I have a Yamaha ef2600 generator: It is used about 12 hours each day. I change oil in it about every two or three weeks. I live in a foreign country and this is my only source for power other than the batteries that it charges. The fuel here is extremely bad quality so I constantly run Fuel Cleaner through.
It began to smoke so I put new rings in. I also cleaned the head and the piston that was covered in thick carbon.
It ran great for about three months and now it will not hold the throttle. I mean I have it Idling at 120v and under a load it drops way down. If I touch the governor it will go up but not stay, if I advance the governor it is fine till I turn the load off and then it throttles way high.
I cleaned it completely today, it already had a lot of carbon on the piston and in the head. I cleaned the valves and reset them to .102mm; I set them again after it ran for a while.
It still will not hold 120v I do not have a compression tester right now.
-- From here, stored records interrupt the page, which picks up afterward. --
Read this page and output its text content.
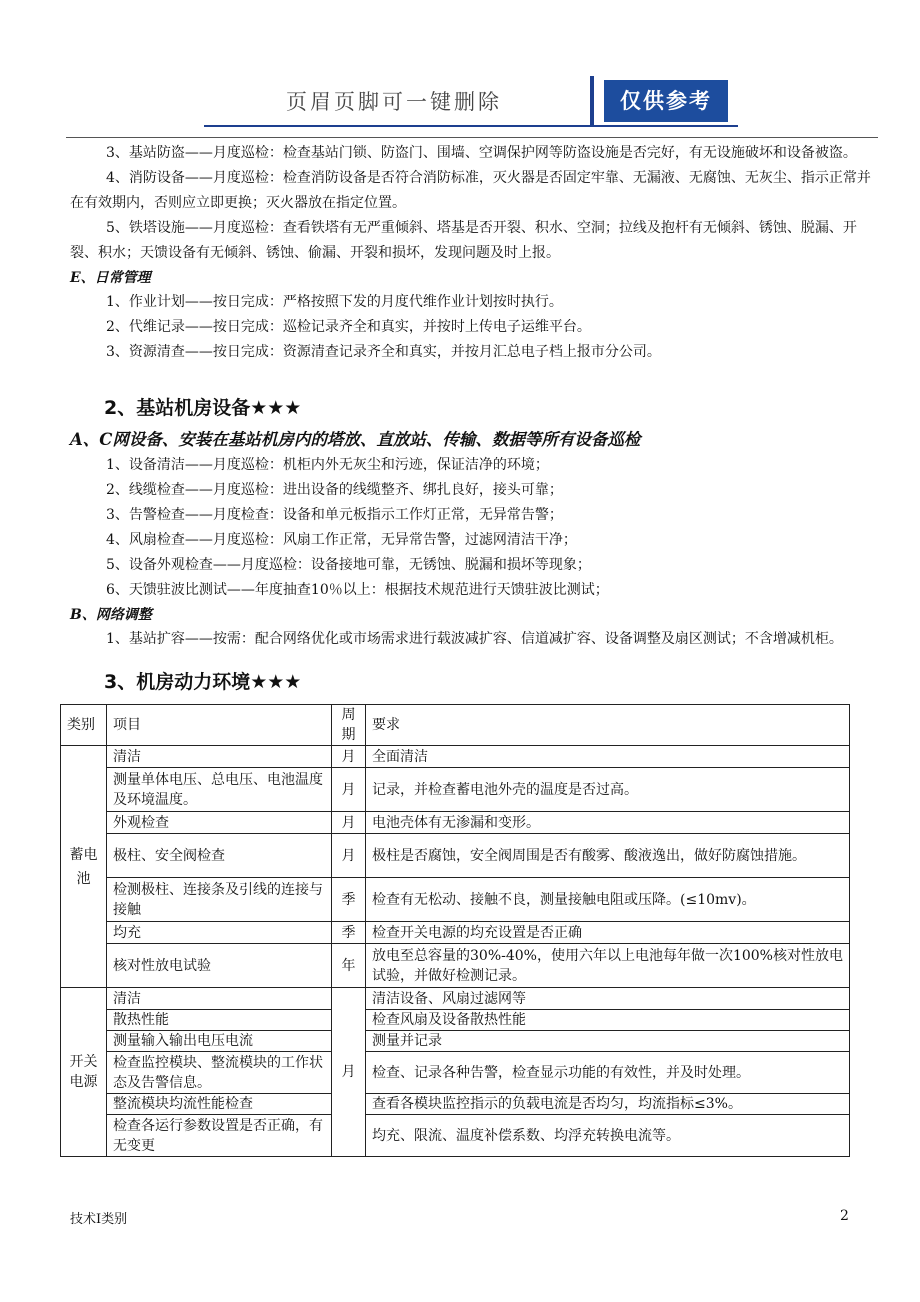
页眉页脚可一键删除	仅供参考

3、基站防盗——月度巡检：检查基站门锁、防盗门、围墙、空调保护网等防盗设施是否完好，有无设施破坏和设备被盗。

4、消防设备——月度巡检：检查消防设备是否符合消防标准，灭火器是否固定牢靠、无漏液、无腐蚀、无灰尘、指示正常并在有效期内，否则应立即更换；灭火器放在指定位置。

5、铁塔设施——月度巡检：查看铁塔有无严重倾斜、塔基是否开裂、积水、空洞；拉线及抱杆有无倾斜、锈蚀、脱漏、开裂、积水；天馈设备有无倾斜、锈蚀、偷漏、开裂和损坏，发现问题及时上报。

E、日常管理

1、作业计划——按日完成：严格按照下发的月度代维作业计划按时执行。

2、代维记录——按日完成：巡检记录齐全和真实，并按时上传电子运维平台。

3、资源清查——按日完成：资源清查记录齐全和真实，并按月汇总电子档上报市分公司。

2、基站机房设备★★★

A、C网设备、安装在基站机房内的塔放、直放站、传输、数据等所有设备巡检

1、设备清洁——月度巡检：机柜内外无灰尘和污迹，保证洁净的环境；

2、线缆检查——月度巡检：进出设备的线缆整齐、绑扎良好，接头可靠；

3、告警检查——月度检查：设备和单元板指示工作灯正常，无异常告警；

4、风扇检查——月度巡检：风扇工作正常，无异常告警，过滤网清洁干净；

5、设备外观检查——月度巡检：设备接地可靠，无锈蚀、脱漏和损坏等现象；

6、天馈驻波比测试——年度抽查10％以上：根据技术规范进行天馈驻波比测试；

B、网络调整

1、基站扩容——按需：配合网络优化或市场需求进行载波减扩容、信道减扩容、设备调整及扇区测试；不含增减机柜。

3、机房动力环境★★★

类别	项目	周期	要求
蓄电池	清洁	月	全面清洁
	测量单体电压、总电压、电池温度及环境温度。	月	记录，并检查蓄电池外壳的温度是否过高。
	外观检查	月	电池壳体有无渗漏和变形。
	极柱、安全阀检查	月	极柱是否腐蚀，安全阀周围是否有酸雾、酸液逸出，做好防腐蚀措施。
	检测极柱、连接条及引线的连接与接触	季	检查有无松动、接触不良，测量接触电阻或压降。(≤10mv)。
	均充	季	检查开关电源的均充设置是否正确
	核对性放电试验	年	放电至总容量的30%-40%，使用六年以上电池每年做一次100%核对性放电试验，并做好检测记录。
开关电源	清洁	月	清洁设备、风扇过滤网等
	散热性能		检查风扇及设备散热性能
	测量输入输出电压电流		测量并记录
	检查监控模块、整流模块的工作状态及告警信息。		检查、记录各种告警，检查显示功能的有效性，并及时处理。
	整流模块均流性能检查		查看各模块监控指示的负载电流是否均匀，均流指标≤3%。
	检查各运行参数设置是否正确，有无变更		均充、限流、温度补偿系数、均浮充转换电流等。
技术I类别	2
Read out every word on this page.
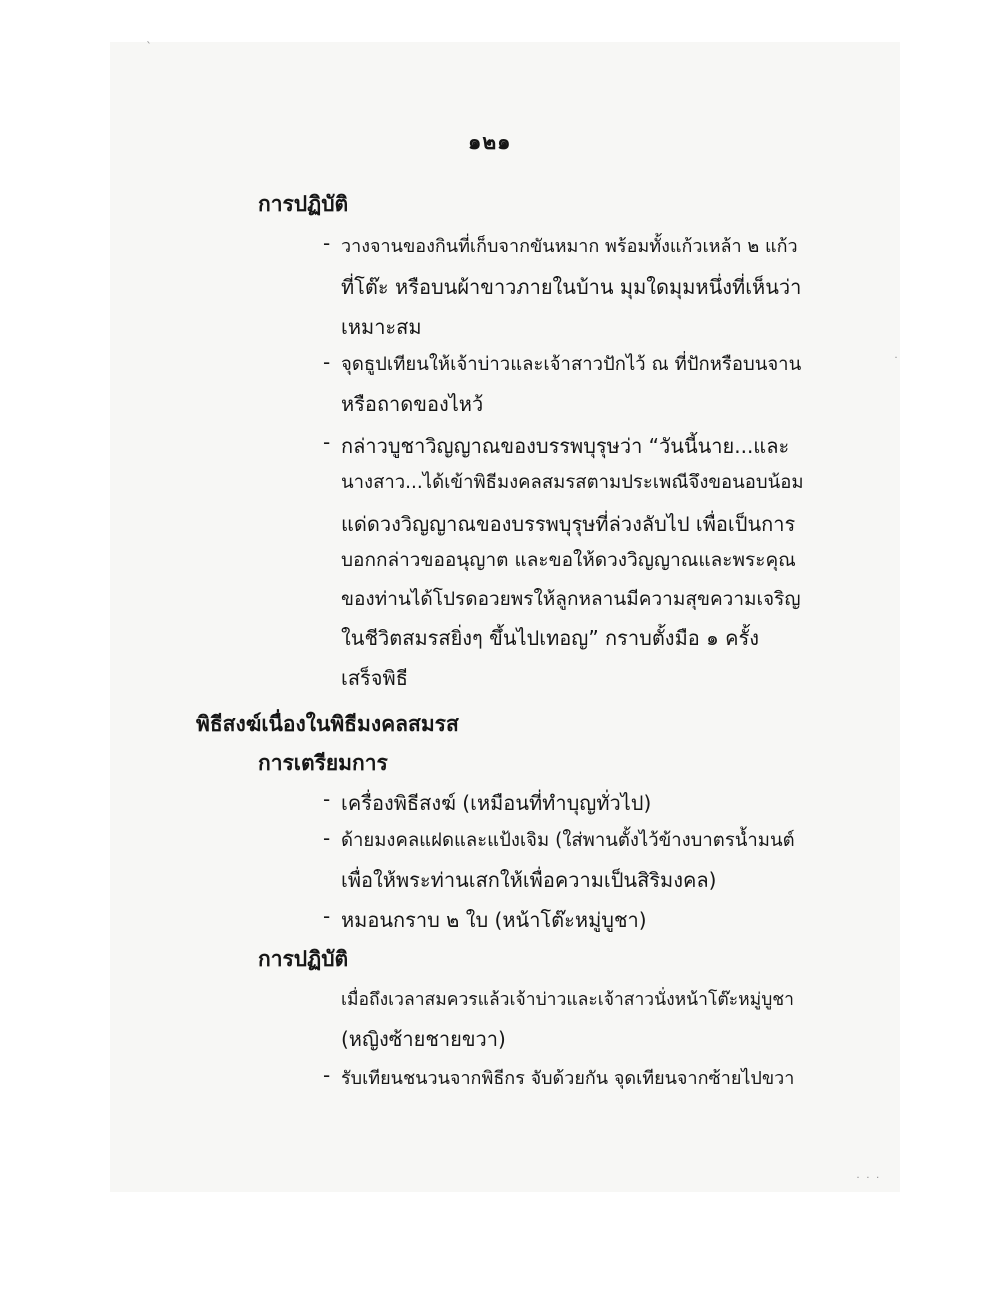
๑๒๑
การปฏิบัติ
- วางจานของกินที่เก็บจากขันหมาก พร้อมทั้งแก้วเหล้า ๒ แก้ว
ที่โต๊ะ หรือบนผ้าขาวภายในบ้าน มุมใดมุมหนึ่งที่เห็นว่า
เหมาะสม
- จุดธูปเทียนให้เจ้าบ่าวและเจ้าสาวปักไว้ ณ ที่ปักหรือบนจาน
หรือถาดของไหว้
- กล่าวบูชาวิญญาณของบรรพบุรุษว่า “วันนี้นาย...และ
นางสาว...ได้เข้าพิธีมงคลสมรสตามประเพณีจึงขอนอบน้อม
แด่ดวงวิญญาณของบรรพบุรุษที่ล่วงลับไป เพื่อเป็นการ
บอกกล่าวขออนุญาต และขอให้ดวงวิญญาณและพระคุณ
ของท่านได้โปรดอวยพรให้ลูกหลานมีความสุขความเจริญ
ในชีวิตสมรสยิ่งๆ ขึ้นไปเทอญ” กราบตั้งมือ ๑ ครั้ง
เสร็จพิธี
พิธีสงฆ์เนื่องในพิธีมงคลสมรส
การเตรียมการ
- เครื่องพิธีสงฆ์ (เหมือนที่ทำบุญทั่วไป)
- ด้ายมงคลแฝดและแป้งเจิม (ใส่พานตั้งไว้ข้างบาตรน้ำมนต์
เพื่อให้พระท่านเสกให้เพื่อความเป็นสิริมงคล)
- หมอนกราบ ๒ ใบ (หน้าโต๊ะหมู่บูชา)
การปฏิบัติ
เมื่อถึงเวลาสมควรแล้วเจ้าบ่าวและเจ้าสาวนั่งหน้าโต๊ะหมู่บูชา
(หญิงซ้ายชายขวา)
- รับเทียนชนวนจากพิธีกร จับด้วยกัน จุดเทียนจากซ้ายไปขวา
ˋ
˙
˙ ˙ ˙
I am wondering if I may have put something back wrong.
About the high rate of carbon buildup, that is what you wll get with a flathead type engine running on poor quality fuel. The combustion process is not as efficient as it is with an OverHeadValve (OHV) engine because of the inherently low compression ratio and larger (detrimental) heat absorbing combustion chamber surface area compared to an OHV engine. Seriously saving for a newer OHV inverter genny should be your top priority as it will have a much brighter present and future.
The unresponsive throttle symptoms you describe happen when the external governor arm is not correctly adjusted
the internal moving parts such as the plastic gear and/or flyweights can be damaged/broken. This would be true if the latest bad symptoms happened 'all-at-once'.
Lets start with the easy shots first: adjusting the external governor arm setting point. The mounting pinchbolt that locks the arm to the governor shaft may have come loose from normal vibration or after being inadequately tightened or if the arm received a heavy bump from something falling on/against it (That has actually happened with a customer!) You readjust the governor arm by first loosening the governor arm's shaft pinchbolt just enough so you can wiggle turn the governor shaft's flat end with pliers while holding the governor arm. Then you move the throttle arm so the carb goes to the full throttle stop and hold it there. While still holding full throttle with the arm, turn the governor shaft in the same "toward full throttle" direction until it is stopped by the internal governor mechanism. Then tighten the pinchbolt while you maintain both parts at their respective full throttle stops. You are done!
When I took the generator apart this time, the gear for the governor had not meshed right on the cam. Not sure where it was riding. The generator is responding good now EXCEPT that, there is a high pitched squeek or scrape when a load hit it, only for a second and only till it adjust. Not sure what that is. Normal running is fine just that moment when the load hits. ANy suggestions?
traskgr, Given the very high run time hours this genny has seen I would say the crankshaft bearings are worn so much that the scraping/screeching is the steel frame of the motor's ignition coil rubbing on the flywheel. That contact will leave obvious scoring marks. The ignition coil is easily readjusted so it won't scrape. The other place is the alternator rotor scraping against the stationary steel stator poles because of bearing wear or loosening of the alternator bearing support. There can also be silly things like engine/alternator alignment dowel(s) left out on reassembly, erasing the required running clearance on one side.